When in tick habitat, high grasses and leaf litter should be avoided as much as possible. Walking in the middle of trails limits the possibility of brushing against ticks. Once returned from the outdoors, tick checks, in combination with bathing within two hours, are useful in preventing TBI. Bathing alone within two hours may offer some protection. Clothes should be washed and dried in high heat for at least 10 minutes to kill any ticks that may have escaped attention.

2) Management:

Forceps removal (Centers for Disease Control and Prevention. Ticks. https://www.cdc.gov/ticks/index.html). Source: United States Centers for Disease Control and Prevention (public domain).

Once discovered, a tick should be removed as soon as possible. A tick should be grasped with a forceps and pulled perpendicular to the skin. Twisting motions should be avoided. Although mechanical commercially available devices exist, evidence does not suggest that they are better than using forceps. Passive techniques such as the application of chemicals, heat, oral ivermectin, or the local infiltration of anesthetics are not recommended.
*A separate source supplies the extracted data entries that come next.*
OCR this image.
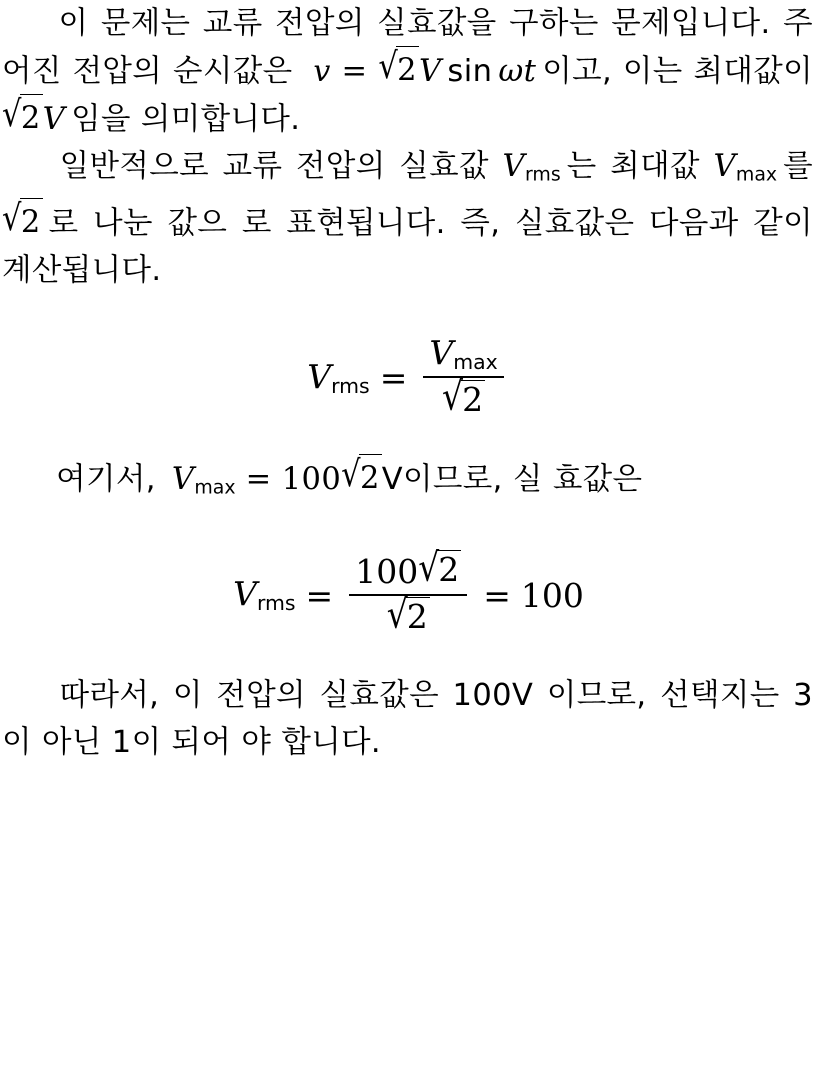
이 문제는 교류 전압의 실효값을 구하는 문제입니다. 주어진 전압의 순시값은 v = √2V sin ωt 이고, 이는 최대값이 √2V 임을 의미합니다.
일반적으로 교류 전압의 실효값 $V_{rms}$ 는 최대값 $V_{max}$ 를 √2 로 나눈 값으 로 표현됩니다. 즉, 실효값은 다음과 같이 계산됩니다.
$V_{rms} = \frac{V_{max}}{√2}$
여기서, $V_{max} = 100√2V$이므로, 실 효값은
$V_{rms} = \frac{100√2}{√2} = 100$
따라서, 이 전압의 실효값은 100V 이므로, 선택지는 3이 아닌 1이 되어 야 합니다.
A tick bite that is considered high-risk for Lyme disease occurs when 1) it was from an identified Ixodes species; 2) it occurred in an endemic area; and 3) attachment occurred for greater than 36 hours. If a high-risk bite should occur, a dose of 200 mg of doxycycline within 72 hours of tick removal for anyone over the age of eight is recommended. If it is unclear whether a tick bite is high-risk, a 30-day period of observation for signs of early-stage Lyme disease should occur, and treatment for Lyme disease should be initiated if symptoms appear. Prophylactic antibiotics for all other TBIs are not recommended.

3) Evacuation:

Delayed care for TBIs can result in significant morbidity and mortality. Although TBI can be suspected based on history and symptomology, oftentimes accurate diagnosis and treatment requires laboratory testing and interventions not easily available to frontline providers. Therefore, participants who develop systemic or high-risk symptoms (see figure below) should be evacuated to higher levels of care.
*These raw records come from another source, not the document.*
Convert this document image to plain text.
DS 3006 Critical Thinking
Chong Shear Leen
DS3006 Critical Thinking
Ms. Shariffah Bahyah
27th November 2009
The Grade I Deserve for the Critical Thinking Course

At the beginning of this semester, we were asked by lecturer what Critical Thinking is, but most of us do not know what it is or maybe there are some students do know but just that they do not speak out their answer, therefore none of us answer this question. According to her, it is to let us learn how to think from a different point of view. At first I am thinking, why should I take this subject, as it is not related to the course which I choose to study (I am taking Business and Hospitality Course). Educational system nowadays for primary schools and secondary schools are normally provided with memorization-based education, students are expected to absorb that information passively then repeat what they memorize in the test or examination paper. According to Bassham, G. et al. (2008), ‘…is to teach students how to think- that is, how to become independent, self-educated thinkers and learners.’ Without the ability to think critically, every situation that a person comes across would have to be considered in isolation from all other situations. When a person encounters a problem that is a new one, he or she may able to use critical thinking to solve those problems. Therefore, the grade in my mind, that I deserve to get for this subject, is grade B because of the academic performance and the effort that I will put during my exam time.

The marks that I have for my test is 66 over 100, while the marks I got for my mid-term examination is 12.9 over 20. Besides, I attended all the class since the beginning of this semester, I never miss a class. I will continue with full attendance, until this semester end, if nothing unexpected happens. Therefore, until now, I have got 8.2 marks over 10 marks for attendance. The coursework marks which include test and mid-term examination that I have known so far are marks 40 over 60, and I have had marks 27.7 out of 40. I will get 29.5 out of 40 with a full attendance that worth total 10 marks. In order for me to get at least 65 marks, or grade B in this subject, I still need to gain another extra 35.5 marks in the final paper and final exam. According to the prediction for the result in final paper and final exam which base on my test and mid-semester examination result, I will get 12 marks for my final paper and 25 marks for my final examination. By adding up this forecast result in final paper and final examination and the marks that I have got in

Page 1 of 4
Wilderness management algorithm for tick-borne illness

4) Vaccination:

Since publication of the original TBI guidelines, the US Food and Drug Administration has approved a tick-borne encephalitis (TBE) vaccine for use (TICOVAC, manufactured by Pfizer). Although the TBE virus is not yet endemic to the United States, this vaccination is recommended for prophylaxis among those traveling to high-risk areas (certain parts of Asia and Europe). Currently, no other vaccines are available for TBI in the United States. A Lyme disease vaccine was available in the US but was discontinued in 2002; newer vaccines are currently in development.

5) Education:

Community educational programs regarding tick bites and TBIs have demonstrated to lower the rates of disease burden and should be encouraged.
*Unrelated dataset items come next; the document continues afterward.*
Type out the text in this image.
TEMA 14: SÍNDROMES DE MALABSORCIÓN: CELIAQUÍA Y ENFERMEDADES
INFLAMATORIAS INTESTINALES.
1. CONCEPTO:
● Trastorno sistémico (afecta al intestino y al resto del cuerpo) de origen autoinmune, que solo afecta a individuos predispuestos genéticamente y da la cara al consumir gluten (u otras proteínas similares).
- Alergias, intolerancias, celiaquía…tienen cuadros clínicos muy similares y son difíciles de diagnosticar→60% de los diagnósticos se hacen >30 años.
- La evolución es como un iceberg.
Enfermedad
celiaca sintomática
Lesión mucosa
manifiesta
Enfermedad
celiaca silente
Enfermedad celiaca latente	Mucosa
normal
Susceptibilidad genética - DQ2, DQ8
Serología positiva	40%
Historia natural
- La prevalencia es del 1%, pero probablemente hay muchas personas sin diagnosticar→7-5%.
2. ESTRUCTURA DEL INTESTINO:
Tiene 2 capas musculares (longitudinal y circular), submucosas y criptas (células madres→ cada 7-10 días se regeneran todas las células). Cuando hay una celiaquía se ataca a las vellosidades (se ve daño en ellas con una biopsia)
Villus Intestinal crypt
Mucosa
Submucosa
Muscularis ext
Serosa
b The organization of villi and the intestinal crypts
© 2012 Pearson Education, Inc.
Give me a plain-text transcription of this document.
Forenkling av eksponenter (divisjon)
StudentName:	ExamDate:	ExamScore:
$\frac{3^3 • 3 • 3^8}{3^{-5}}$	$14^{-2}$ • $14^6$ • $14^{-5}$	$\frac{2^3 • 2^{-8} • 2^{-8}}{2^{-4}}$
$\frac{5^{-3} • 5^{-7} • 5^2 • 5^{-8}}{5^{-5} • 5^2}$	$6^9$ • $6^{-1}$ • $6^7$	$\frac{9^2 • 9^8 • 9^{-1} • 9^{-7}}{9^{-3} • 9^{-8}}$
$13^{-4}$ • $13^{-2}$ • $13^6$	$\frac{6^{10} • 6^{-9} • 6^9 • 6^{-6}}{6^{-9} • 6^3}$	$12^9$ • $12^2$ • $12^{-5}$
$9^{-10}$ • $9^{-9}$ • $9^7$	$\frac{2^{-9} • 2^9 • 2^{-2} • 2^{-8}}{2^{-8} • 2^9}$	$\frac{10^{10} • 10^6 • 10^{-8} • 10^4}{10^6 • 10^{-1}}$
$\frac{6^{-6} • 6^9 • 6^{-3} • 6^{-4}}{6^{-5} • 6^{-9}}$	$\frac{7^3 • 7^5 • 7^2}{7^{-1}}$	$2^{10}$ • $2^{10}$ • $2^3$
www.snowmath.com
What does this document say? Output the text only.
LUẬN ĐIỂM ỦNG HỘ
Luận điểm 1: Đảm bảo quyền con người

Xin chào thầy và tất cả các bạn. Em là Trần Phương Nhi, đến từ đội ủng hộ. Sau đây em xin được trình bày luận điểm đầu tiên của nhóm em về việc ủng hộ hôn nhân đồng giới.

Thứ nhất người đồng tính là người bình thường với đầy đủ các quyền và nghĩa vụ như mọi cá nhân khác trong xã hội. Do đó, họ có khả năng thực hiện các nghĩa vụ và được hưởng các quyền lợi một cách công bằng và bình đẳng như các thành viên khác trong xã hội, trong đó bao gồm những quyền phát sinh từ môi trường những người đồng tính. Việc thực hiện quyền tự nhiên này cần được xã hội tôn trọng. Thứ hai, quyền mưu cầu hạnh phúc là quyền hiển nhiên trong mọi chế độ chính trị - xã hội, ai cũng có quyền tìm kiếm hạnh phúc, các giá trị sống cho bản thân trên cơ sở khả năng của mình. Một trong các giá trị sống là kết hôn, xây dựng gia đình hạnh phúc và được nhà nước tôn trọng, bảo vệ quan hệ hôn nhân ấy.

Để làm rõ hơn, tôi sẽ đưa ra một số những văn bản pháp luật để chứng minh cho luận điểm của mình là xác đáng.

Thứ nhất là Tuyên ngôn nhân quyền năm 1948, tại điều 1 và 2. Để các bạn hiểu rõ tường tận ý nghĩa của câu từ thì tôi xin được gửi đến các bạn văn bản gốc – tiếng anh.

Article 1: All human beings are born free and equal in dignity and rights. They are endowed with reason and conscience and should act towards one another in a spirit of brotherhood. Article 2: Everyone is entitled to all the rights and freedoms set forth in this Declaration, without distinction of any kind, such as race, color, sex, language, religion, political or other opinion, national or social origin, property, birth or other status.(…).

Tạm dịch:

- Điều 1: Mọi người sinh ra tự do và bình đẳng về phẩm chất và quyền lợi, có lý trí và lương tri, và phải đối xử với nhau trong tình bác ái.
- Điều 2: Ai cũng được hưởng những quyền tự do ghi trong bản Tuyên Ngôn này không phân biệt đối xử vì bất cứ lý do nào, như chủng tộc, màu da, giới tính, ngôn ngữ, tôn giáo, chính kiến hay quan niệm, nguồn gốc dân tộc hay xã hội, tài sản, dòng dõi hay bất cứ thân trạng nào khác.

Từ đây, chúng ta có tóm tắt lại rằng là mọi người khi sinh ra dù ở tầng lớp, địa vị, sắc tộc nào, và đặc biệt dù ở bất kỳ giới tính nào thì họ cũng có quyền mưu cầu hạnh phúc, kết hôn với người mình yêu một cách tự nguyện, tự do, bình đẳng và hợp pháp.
TBI in the United States is a growing issue, but can be limited by the wilderness provider with simple and cost-effective mitigation efforts reviewed here and detailed in the associated clinical practice guidelines.


Ho BM, Davis HE, Forrester JD, Sheele JM, Haston T, Sanders L, et al. Wilderness Medical Society clinical practice guidelines for the prevention and management of tick-borne illness in the United States. Wilderness Environ Med. 2021;32(4):474-94.